Energy Sector Structure and Organization
The electricity sector is organized differently in each of the seven Emirates and consists of local authorities/regulators, government-owned companies, private sector stakeholders and semi-private entities. However, both the water and electricity supply chain consists of overarching regulatory authorities. The four largest utility authorities are as follows:
All four utilities are connected and known collectively as the Emirates National Grid (ENG). In practical terms, ADWEA has signed agreements with DEWA, SEWA and FEWA to export power from Abu Dhabi to the other emirates. The ENG is also connected to the other GCC countries through a regional agreement system.

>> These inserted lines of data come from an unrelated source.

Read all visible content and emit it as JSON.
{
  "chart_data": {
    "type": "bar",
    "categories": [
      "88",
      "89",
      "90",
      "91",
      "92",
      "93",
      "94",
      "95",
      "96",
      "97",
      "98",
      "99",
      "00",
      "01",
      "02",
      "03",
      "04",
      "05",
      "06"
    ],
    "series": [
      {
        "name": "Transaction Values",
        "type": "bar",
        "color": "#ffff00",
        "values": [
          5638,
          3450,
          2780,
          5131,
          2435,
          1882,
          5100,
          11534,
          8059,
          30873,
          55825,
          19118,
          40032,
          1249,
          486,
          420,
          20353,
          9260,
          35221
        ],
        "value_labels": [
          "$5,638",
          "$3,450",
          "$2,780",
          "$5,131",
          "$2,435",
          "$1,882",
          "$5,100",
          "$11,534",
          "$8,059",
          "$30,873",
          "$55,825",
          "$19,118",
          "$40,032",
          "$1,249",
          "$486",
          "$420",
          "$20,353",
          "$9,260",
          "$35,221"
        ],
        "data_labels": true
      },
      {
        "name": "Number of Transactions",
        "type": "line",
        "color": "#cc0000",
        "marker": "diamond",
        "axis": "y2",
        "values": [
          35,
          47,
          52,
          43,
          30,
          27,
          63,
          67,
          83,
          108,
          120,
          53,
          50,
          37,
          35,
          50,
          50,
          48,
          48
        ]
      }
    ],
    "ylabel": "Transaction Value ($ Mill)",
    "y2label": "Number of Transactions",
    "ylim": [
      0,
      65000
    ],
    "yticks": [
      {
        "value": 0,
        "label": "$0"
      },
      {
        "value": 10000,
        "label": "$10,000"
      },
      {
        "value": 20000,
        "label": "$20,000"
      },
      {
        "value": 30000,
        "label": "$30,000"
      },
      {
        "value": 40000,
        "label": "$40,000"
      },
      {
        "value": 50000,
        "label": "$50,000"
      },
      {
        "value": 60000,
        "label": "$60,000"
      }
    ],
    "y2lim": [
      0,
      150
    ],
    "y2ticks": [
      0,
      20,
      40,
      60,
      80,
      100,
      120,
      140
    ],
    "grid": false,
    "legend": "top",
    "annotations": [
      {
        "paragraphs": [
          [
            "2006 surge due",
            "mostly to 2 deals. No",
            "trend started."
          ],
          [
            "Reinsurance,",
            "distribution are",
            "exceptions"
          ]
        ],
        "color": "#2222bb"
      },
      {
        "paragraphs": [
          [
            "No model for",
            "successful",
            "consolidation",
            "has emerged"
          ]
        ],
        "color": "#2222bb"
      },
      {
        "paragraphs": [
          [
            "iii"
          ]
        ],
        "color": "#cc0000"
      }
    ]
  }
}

The electricity sector in Abu Dhabi was unbundled in 1999 with the creation of ADWEA and the Abu Dhabi Transmission and Dispatch Company (TRANSCO) ; the Abu Dhabi Distribution Company and al-Ain Distribution Company. The companies are all 100 per cent government owned. However, the UAE has also adopted a public-private approach by entering into joint ventures between ADWEA and foreign investors such as independent water and power producers (IWPPs) and generation and desalination systems (GDs). Ownership is divided 60-40 between the two stakeholders and power will be sold to ADWEA through power purchase agreements for 20 years. ADWEA and each of the project’s companies are regulated by the Regulation and Supervision Bureau (RSB).